Ce matin je fais un songe. Quand le sommeil s'attarde et que l'éveil nous embrasse timidement; lorsque le tic-tac du réveil se fond avec les dernières mélodies du pays des rêves.

J'ai cru aimer, je pensais l'aimer... J'ai cru aimer une fée mais elle s'est révélée n'être qu'un mirage, un sourire de circonstance, le reflet terni d'une lumière que l'on cherche trop souvent chez l'autre. Mais quelle lumière ? La mienne sûrement. Comment puis-je l'aimer si elle comble un manque ? L'amour comme pathologie et thérapie ? Où est l'Amour, celui du Christ, celui que chantent les poètes ? Graal inaccessible ? Vais-je me perdre ? Ou mène cette quête, de mystérieuse forêt en château déserté par la princesse ?

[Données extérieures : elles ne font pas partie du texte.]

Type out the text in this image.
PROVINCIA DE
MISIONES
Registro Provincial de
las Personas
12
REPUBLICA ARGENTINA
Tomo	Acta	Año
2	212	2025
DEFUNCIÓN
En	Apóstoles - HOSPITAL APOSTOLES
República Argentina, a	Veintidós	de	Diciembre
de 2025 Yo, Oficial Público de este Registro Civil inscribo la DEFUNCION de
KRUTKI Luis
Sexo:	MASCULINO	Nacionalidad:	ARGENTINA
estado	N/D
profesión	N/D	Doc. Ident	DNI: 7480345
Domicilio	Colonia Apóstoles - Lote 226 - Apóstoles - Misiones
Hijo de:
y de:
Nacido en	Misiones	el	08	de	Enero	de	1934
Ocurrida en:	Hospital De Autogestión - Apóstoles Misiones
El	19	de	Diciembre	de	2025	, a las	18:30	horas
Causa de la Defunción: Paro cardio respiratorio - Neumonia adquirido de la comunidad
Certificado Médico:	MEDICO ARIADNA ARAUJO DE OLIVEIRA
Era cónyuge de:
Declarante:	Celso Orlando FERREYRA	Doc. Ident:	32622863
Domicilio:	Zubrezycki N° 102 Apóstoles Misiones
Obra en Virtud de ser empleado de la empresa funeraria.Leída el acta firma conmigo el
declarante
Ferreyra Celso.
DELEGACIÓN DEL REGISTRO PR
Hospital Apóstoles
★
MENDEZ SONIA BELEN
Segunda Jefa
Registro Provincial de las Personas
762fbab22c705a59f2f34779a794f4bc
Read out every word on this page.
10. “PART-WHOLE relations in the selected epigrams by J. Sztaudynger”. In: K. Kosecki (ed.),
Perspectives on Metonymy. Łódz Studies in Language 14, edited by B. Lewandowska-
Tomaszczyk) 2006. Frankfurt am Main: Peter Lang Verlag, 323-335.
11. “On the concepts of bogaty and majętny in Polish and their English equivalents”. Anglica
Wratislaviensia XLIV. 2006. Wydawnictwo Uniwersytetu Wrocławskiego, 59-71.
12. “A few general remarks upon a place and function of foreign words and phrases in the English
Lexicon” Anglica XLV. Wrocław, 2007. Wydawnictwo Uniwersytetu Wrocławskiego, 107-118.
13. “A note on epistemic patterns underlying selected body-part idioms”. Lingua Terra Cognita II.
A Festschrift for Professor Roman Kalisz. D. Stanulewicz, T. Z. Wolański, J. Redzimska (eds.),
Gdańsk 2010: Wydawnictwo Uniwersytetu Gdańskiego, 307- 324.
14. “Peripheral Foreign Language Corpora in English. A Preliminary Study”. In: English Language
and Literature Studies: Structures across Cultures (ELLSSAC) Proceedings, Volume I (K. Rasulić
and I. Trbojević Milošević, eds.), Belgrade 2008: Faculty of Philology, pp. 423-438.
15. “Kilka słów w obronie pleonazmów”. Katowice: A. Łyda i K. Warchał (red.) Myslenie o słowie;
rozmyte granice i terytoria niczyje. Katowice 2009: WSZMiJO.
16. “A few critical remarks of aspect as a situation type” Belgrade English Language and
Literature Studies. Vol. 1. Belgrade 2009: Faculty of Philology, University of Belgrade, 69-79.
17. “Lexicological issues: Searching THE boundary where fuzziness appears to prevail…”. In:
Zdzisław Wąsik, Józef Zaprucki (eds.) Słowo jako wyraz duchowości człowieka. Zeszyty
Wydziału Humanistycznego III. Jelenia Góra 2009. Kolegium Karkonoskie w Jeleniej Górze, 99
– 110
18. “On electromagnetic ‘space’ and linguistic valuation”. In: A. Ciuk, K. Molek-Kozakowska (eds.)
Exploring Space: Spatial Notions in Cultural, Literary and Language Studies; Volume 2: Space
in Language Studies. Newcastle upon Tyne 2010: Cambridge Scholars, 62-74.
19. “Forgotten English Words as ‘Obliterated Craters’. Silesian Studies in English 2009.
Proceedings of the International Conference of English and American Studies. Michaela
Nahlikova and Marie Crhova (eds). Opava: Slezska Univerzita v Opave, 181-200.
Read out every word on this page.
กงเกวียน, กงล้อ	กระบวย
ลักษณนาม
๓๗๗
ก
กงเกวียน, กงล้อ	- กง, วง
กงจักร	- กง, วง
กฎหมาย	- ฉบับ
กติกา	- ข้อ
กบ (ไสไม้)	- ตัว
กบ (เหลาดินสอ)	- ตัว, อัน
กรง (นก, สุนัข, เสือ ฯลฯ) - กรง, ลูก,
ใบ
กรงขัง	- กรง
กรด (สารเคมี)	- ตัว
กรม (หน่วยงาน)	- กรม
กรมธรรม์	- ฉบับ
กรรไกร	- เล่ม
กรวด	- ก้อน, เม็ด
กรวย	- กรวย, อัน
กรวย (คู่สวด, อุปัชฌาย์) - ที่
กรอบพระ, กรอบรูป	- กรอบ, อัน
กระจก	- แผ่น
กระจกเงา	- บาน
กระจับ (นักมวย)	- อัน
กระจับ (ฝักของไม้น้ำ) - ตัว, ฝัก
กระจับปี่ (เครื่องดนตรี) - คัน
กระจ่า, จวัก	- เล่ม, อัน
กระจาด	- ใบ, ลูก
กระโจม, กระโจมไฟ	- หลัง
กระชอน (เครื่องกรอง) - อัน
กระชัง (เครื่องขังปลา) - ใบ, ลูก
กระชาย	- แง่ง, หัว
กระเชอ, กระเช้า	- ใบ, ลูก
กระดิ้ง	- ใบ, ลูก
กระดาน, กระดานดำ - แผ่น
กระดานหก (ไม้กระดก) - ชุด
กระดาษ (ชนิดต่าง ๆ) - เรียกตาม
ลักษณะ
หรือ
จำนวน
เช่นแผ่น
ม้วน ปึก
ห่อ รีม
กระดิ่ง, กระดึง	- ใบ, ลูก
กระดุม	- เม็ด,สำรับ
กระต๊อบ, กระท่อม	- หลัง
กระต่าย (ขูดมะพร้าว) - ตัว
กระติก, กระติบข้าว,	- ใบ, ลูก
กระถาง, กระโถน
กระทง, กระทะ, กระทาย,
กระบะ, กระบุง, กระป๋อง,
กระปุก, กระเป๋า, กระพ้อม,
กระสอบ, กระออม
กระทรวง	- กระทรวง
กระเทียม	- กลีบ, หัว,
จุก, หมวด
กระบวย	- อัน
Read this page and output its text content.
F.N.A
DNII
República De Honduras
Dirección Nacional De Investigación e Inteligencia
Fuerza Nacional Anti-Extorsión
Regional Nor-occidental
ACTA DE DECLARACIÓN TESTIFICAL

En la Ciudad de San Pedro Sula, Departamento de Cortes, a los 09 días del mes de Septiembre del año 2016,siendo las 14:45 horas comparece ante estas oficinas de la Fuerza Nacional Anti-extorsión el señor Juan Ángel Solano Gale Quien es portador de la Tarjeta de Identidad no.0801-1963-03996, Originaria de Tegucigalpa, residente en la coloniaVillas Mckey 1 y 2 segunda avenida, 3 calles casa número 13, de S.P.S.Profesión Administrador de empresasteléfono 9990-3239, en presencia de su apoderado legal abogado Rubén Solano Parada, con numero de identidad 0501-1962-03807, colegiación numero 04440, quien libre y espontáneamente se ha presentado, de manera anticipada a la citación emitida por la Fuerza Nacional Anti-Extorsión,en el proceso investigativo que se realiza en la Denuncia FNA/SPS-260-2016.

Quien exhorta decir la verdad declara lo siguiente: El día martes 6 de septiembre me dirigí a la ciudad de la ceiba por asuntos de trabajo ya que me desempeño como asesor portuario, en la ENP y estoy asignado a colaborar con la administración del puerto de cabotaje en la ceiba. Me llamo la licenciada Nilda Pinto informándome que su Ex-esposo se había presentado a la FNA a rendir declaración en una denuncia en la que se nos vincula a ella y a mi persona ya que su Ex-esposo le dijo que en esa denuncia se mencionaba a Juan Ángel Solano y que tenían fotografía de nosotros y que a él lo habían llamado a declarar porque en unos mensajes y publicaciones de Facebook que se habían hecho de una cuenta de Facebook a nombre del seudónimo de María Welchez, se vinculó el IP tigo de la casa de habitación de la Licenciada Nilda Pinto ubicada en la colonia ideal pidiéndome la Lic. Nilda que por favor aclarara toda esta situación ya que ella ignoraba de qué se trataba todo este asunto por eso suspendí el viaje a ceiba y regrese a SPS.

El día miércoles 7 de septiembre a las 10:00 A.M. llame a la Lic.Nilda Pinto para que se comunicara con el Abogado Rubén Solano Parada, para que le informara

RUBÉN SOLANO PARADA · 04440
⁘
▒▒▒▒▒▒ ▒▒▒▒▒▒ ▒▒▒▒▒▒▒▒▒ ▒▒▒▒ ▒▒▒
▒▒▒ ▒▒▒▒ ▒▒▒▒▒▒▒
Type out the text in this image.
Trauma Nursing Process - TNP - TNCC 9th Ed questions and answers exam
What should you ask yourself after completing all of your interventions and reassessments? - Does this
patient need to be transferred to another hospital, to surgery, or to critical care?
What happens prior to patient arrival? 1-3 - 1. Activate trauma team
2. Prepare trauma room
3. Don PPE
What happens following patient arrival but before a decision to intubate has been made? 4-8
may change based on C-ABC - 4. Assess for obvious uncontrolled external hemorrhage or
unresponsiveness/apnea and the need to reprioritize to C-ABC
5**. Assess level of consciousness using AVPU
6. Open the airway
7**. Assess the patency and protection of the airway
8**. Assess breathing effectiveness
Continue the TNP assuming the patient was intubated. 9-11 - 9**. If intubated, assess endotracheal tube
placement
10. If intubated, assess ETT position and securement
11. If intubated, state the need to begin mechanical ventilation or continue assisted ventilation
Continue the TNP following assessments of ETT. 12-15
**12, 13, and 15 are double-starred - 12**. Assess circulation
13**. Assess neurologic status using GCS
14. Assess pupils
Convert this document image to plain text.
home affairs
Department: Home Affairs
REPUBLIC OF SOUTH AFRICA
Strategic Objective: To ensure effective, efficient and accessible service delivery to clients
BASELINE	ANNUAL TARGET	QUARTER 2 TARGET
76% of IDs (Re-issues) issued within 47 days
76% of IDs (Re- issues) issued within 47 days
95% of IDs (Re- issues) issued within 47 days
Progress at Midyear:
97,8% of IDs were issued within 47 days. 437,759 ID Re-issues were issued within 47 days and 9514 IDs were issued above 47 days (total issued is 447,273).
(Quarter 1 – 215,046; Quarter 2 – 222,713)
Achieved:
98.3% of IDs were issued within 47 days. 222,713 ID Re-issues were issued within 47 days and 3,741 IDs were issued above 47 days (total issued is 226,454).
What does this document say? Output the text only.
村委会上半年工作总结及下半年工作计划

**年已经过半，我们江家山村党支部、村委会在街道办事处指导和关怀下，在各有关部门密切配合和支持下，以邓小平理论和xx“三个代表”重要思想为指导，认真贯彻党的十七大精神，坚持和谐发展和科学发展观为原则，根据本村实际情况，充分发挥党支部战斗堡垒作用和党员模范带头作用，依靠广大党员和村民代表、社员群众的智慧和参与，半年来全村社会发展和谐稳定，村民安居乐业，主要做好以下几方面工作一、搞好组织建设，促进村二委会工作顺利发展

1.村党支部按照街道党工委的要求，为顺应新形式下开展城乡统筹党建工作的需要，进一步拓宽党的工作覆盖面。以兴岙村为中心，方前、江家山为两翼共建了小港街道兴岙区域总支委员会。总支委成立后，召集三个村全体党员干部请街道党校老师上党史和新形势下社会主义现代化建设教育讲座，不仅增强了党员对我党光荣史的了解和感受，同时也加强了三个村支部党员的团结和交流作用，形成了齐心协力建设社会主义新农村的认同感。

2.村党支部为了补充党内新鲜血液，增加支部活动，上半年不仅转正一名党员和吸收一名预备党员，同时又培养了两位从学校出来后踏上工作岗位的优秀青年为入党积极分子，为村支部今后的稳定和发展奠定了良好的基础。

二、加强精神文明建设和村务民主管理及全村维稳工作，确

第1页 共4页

J'ai pourtant envie d'y croire.

Les couvertures ne m'apportent aucune chaleur, je grelotte dans la pénombre. La fièvre doit me saisir, je le devine confusément. Les derniers limbes de mon monde imaginaire se dissipent, un regard s'accroche, ses yeux, mon reflet.

Le soleil levant perce à travers les volets qu'il embrase de pourpre. Je me lève en sueur et tâtonnant j'ouvre les barrières de bois vert. La lumière inonde la pièce et réchauffe corps et âme.

Un miroir contre un mur blanc de chaux. Vision furtive. Je remarque une paire d'ailes, des plumes froissées et roussies en leur pointe. Courage, l'aube perce, elle annonce un jour nouveau. Secoue-toi et prends ton envol ! Oublie ce songe, conserve précieusement tes rêves.

Les hommes ont-ils des ailes ?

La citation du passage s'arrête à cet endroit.